THE STEAM-BOAT IN THE FOREST.

We were in a narrow river, where the tall trees met overhead, while the lower branches and the smaller trees brushed against the little boat as it steamed along. This was the Oclawaha River, and Rectus and I thought it was as good as fairy-land. We stood on the bow of the boat, which wasn't two feet above the water, and took in everything there was to see.

The river wound around in among the great trees, so that we seldom could see more than a few hundred yards ahead, and every turn we made showed us some new picture of green trees and hanging moss and glimpses into the heart of the forest, while everything was reflected in the river, which was as quiet as a looking-glass.

"Talk of theatres!" said Rectus.

"No, don't," said I.

At this moment we both gave a little jump, for a gun went off just behind us. We turned around quickly, and saw that the tall yellow-legs had just fired at a big bird. He didn't hit it.

"Hello!" said Rectus; "we'd better get our gun. The game is beginning to show itself." And off he ran for the rifle.

I didn't know that Rectus had such a bloodthirsty style of mind; but there were a good many things about him that I didn't know. When he came back, he loaded the rifle, which was a little breech-loader, and began eagerly looking about for game.

Corny had been on the upper deck; but in a minute or two she came running out to us.

"Oh! do you know," she called out, "that there are alligators in this river? Do you think they could crawl up into the boat? We go awfully near shore sometimes. They sleep on shore. I do hope I'll see one soon."

"Well, keep a sharp look-out, and perhaps you may," said I.

She sat down on a box near the edge of the deck, and peered into the water and along the shore as if she had been sent there to watch for breakers ahead. Every now and then she screamed out:

"There's one! There! There! There!"

But it was generally a log, or a reflection, or something else that was not an alligator.
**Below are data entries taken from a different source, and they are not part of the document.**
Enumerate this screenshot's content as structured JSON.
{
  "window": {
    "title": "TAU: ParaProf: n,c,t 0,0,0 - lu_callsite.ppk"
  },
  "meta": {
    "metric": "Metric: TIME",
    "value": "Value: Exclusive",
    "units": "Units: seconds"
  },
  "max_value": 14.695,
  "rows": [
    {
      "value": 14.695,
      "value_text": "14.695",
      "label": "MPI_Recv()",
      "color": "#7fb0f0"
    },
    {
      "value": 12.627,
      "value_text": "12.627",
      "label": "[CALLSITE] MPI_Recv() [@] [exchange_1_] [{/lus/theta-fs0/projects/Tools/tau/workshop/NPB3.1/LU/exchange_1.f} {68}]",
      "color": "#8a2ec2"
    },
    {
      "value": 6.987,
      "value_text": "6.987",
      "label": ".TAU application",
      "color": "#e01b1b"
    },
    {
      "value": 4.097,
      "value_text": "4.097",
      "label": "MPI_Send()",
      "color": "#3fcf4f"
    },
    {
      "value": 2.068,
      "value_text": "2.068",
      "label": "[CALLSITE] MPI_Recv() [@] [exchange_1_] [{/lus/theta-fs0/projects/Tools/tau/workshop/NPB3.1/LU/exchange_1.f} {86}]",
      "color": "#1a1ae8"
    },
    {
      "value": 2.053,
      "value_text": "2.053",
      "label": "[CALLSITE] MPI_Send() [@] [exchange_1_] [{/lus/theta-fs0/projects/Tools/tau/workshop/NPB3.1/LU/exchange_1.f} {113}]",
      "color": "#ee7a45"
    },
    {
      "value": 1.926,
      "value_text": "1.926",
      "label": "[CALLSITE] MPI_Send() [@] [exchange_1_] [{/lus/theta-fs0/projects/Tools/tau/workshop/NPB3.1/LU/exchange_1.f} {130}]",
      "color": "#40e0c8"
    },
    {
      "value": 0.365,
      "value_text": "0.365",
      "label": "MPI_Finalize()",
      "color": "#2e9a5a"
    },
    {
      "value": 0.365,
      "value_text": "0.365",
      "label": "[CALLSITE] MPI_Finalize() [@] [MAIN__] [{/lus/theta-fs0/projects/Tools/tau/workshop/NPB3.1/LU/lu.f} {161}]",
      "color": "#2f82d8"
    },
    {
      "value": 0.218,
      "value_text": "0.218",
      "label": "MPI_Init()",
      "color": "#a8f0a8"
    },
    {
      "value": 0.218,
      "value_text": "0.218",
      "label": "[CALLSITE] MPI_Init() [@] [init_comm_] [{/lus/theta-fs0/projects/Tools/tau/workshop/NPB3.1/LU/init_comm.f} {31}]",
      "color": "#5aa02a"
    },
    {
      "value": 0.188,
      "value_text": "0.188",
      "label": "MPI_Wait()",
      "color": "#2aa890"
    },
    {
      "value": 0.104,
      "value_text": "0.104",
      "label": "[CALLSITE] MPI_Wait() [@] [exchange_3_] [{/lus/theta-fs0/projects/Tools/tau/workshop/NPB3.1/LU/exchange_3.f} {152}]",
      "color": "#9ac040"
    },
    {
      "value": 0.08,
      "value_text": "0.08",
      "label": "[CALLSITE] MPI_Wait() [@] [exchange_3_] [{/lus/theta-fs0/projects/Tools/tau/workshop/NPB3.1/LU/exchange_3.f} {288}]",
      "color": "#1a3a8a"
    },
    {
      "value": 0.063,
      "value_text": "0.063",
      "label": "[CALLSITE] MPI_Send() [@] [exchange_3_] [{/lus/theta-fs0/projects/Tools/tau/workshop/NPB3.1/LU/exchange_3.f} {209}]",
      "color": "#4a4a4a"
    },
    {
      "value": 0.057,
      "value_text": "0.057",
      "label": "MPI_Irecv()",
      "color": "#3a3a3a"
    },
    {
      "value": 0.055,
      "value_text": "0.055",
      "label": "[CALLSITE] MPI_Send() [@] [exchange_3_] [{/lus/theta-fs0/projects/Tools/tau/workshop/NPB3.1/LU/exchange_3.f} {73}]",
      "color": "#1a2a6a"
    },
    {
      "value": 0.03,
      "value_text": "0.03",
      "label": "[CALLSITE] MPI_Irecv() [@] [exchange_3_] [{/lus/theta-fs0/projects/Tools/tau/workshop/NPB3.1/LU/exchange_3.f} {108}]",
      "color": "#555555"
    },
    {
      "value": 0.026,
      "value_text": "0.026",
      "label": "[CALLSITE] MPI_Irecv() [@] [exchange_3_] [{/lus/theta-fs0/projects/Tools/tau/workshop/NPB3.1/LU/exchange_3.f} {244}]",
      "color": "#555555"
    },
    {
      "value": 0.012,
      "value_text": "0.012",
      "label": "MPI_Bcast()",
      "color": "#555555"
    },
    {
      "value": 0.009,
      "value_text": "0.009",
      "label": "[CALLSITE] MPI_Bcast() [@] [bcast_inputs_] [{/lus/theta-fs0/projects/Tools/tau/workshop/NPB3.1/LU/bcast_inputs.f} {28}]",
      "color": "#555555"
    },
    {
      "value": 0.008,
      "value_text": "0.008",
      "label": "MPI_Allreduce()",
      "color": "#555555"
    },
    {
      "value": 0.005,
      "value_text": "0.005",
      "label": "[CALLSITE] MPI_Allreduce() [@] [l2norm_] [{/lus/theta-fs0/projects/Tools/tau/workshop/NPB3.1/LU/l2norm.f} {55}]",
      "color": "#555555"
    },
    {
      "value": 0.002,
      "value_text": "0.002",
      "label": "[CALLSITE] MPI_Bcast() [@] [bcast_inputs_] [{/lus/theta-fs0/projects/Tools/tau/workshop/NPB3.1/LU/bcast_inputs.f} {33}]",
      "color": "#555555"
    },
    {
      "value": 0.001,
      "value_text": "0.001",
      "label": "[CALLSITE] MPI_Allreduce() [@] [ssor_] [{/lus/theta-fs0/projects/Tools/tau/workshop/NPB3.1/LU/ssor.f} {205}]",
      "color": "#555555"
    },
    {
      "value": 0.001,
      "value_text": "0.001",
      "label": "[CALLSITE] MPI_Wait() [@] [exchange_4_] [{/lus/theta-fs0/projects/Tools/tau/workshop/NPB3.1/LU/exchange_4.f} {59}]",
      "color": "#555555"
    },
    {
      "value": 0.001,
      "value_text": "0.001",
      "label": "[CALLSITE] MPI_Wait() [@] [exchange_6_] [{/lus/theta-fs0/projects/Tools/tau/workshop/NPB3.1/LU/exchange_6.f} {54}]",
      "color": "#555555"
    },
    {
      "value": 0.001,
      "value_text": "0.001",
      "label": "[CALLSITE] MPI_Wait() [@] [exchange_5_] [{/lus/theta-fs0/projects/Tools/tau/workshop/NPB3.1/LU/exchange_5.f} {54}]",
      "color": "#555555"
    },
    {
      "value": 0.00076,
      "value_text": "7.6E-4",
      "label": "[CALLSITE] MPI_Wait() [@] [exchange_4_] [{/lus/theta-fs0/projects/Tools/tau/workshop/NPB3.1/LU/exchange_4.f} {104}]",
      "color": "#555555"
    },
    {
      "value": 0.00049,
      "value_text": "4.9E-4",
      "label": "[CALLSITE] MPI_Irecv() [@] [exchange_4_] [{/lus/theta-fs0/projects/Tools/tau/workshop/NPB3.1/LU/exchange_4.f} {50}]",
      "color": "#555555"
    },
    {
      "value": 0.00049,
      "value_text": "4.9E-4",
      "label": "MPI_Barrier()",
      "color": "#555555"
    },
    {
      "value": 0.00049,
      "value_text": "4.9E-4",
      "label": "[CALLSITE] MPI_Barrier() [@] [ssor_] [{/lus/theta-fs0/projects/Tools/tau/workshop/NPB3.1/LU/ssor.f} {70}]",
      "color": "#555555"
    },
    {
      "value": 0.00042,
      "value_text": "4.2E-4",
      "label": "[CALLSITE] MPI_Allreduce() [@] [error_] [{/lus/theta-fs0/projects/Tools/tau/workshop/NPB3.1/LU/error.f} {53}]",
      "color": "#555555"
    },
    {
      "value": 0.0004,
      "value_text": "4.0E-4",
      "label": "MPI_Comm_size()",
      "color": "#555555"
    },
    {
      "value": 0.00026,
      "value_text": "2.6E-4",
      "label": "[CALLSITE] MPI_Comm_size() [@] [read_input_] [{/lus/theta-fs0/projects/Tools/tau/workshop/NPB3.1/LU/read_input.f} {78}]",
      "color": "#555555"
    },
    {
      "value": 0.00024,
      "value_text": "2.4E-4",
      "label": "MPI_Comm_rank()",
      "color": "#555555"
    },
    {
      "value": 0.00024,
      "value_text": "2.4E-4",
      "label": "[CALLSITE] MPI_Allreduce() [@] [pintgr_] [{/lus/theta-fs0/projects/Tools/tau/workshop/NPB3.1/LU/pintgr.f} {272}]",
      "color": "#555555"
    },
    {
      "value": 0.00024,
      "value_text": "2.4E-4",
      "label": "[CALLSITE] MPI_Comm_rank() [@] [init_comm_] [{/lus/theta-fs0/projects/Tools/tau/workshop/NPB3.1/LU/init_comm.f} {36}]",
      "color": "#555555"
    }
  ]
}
Of course we were very near both shores at all times, for the river is so narrow that a small boy could throw a ball over it; but occasionally the deeper part of the channel flowed so near one shore that we ran right up close to the trees, and the branches flapped up against the people on the little forward deck, making the ladies, especially the lady belonging to the yellow-legged party, crouch and scream as if some wood-demon had stuck a hand into the boat and made a grab for their bonnets.

This commotion every now and then, and the almost continual reports from the guns on board, and Corny's screams when she thought she saw an alligator, made the scene quite lively.

Rectus and I took a turn every half-hour at the rifle. It was really a great deal more agreeable to look out at the beautiful pictures that came up before us every few minutes; but, as we had the gun, we couldn't help keeping up a watch for game, besides.

"There!" I whispered to Rectus; "see that big bird! On that limb! Take a crack at him!"

It was a water-turkey, and he sat placidly on a limb close to the water's edge, and about a boat's length ahead of us.

Rectus took a good aim. He slowly turned as the boat approached the bird, keeping his aim upon him, and then he fired.

The water-turkey stuck out his long, snake-like neck, and said:

"Quee! Quee! Quee!"

And then he ran along the limb quite gayly.

"Bang! bang!" went the guns of the yellow-legs, and the turkey actually stopped and looked back. Then he said:

"Quee! Quee!" again, and ran in among the thick leaves.

I believe I could have hit him with a stone.

"It don't seem to be any use," said Mr. Chipperton, who was standing behind us, "to fire at the birds along this river. They know just what to do. I'm almost sure I saw that bird wink. It wouldn't surprise me if the fellows that own the rifles are in conspiracy with these birds. They let out rifles that wont hit, and the birds know it, and sit there and laugh at the passengers. Why, I tell you, sir, if the people who travel up and down this river were all regular shooters, there wouldn't be a bird left in six months."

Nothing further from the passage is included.